Titled 3000 days…and counting Field’s project aims to highlight losses in the natural environment expected by 2030 due to global warming based on the findings of an Intergovernmental Panel on Climate Change (IPCC) report from 2021.
Challenging herself to make a painting a day on a continuous scroll of watercolour paper Field is already 500+ images into the project. The end will be in 2030 after 3000 days have been achieved. The finished scrolls (there will be several 7-8m long for practical reasons) will tell the story of the changing natural environment.
So far, the completed first scroll has been shown in New York (USA), Vienna (Austria), Viscri (Romania), Grenfell (NSW), Sydney (Australia), and Sharon has been invited to talk about the scroll to multiple audiences in the USA and France via zoom.
The scroll has inspired a musical composition and two beautiful poems. As a form of journal, the scroll provides a basis for rich discussions about environmental issues in a non-threatening way.

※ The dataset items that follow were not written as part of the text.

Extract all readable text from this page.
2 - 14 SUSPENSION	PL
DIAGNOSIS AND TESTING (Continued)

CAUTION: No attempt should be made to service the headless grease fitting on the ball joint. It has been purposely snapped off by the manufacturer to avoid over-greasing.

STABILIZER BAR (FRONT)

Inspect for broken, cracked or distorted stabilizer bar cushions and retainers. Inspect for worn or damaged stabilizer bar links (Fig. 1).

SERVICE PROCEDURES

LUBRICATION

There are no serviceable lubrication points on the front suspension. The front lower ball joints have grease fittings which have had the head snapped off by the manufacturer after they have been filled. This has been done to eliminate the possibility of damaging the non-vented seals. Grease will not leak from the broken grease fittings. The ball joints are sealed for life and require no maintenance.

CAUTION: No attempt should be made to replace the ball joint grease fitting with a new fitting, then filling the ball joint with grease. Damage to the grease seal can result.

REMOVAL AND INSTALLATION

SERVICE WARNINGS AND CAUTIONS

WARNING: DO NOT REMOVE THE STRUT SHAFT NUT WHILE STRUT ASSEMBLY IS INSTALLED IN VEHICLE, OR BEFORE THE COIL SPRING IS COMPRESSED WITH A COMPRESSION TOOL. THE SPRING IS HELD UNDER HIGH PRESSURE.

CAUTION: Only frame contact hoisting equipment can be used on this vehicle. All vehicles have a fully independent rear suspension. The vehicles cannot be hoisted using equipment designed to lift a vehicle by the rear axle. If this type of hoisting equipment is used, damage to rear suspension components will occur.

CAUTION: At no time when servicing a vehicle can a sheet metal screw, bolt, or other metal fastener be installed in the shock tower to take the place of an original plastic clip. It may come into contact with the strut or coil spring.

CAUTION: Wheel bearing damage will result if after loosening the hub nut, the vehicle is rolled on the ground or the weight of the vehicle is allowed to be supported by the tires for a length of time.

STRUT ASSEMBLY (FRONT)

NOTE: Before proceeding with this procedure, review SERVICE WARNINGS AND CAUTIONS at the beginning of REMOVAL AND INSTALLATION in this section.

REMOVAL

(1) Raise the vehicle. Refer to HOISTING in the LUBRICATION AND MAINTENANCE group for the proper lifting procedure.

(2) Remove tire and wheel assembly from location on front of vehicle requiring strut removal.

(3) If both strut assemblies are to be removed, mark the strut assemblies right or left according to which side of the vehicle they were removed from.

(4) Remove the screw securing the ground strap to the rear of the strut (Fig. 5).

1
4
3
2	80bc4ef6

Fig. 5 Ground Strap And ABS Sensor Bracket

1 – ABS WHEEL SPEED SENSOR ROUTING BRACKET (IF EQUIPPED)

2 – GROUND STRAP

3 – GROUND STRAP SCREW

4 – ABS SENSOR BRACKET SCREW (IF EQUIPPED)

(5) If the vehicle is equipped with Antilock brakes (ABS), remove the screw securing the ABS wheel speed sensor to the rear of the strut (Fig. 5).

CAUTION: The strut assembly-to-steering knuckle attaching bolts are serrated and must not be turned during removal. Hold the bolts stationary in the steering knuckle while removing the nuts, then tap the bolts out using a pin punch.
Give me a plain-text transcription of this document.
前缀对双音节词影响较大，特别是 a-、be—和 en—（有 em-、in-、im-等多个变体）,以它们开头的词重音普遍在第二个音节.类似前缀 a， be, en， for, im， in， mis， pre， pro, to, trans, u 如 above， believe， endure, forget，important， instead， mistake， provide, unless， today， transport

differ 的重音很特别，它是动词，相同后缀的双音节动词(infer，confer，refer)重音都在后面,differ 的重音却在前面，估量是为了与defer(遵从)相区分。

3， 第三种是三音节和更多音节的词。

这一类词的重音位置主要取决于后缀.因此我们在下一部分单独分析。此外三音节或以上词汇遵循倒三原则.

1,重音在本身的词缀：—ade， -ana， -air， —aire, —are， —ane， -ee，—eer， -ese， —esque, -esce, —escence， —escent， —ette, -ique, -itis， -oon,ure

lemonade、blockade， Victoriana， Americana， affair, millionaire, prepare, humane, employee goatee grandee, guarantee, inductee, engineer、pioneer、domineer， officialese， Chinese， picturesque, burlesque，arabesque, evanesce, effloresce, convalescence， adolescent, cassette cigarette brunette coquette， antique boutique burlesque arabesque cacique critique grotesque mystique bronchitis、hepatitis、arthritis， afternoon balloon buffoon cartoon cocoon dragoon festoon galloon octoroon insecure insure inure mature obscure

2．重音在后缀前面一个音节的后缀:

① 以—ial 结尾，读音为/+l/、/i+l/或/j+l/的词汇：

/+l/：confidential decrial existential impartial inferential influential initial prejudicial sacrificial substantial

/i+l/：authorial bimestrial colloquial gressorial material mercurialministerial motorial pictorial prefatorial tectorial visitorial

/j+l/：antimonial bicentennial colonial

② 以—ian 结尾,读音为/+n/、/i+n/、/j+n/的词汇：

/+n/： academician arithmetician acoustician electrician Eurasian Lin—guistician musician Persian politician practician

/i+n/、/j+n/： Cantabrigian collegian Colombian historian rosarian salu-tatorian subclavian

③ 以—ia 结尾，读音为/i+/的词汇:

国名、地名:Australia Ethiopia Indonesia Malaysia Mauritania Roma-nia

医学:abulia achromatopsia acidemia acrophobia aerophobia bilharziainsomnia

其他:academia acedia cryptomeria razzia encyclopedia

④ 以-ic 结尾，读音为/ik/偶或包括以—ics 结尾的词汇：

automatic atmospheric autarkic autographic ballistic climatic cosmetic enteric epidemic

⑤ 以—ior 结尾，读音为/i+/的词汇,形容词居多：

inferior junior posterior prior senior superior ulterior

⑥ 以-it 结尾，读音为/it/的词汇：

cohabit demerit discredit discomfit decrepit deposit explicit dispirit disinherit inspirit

‘It is designed to be beautiful so that it draws people in, rather than repels them. People are always interested in talking about the issues and what more they can do’ – says artist Sharon Field
From 29 July the initial scroll will be on display to local audiences for the first time. It will be shown at Suki & Hugh Gallery in Bungendore alongside Field’s solo exhibition On Trees. Field will also be at the gallery during their opening times and is keen to engage with visitors on the project which she is extremely passionate about.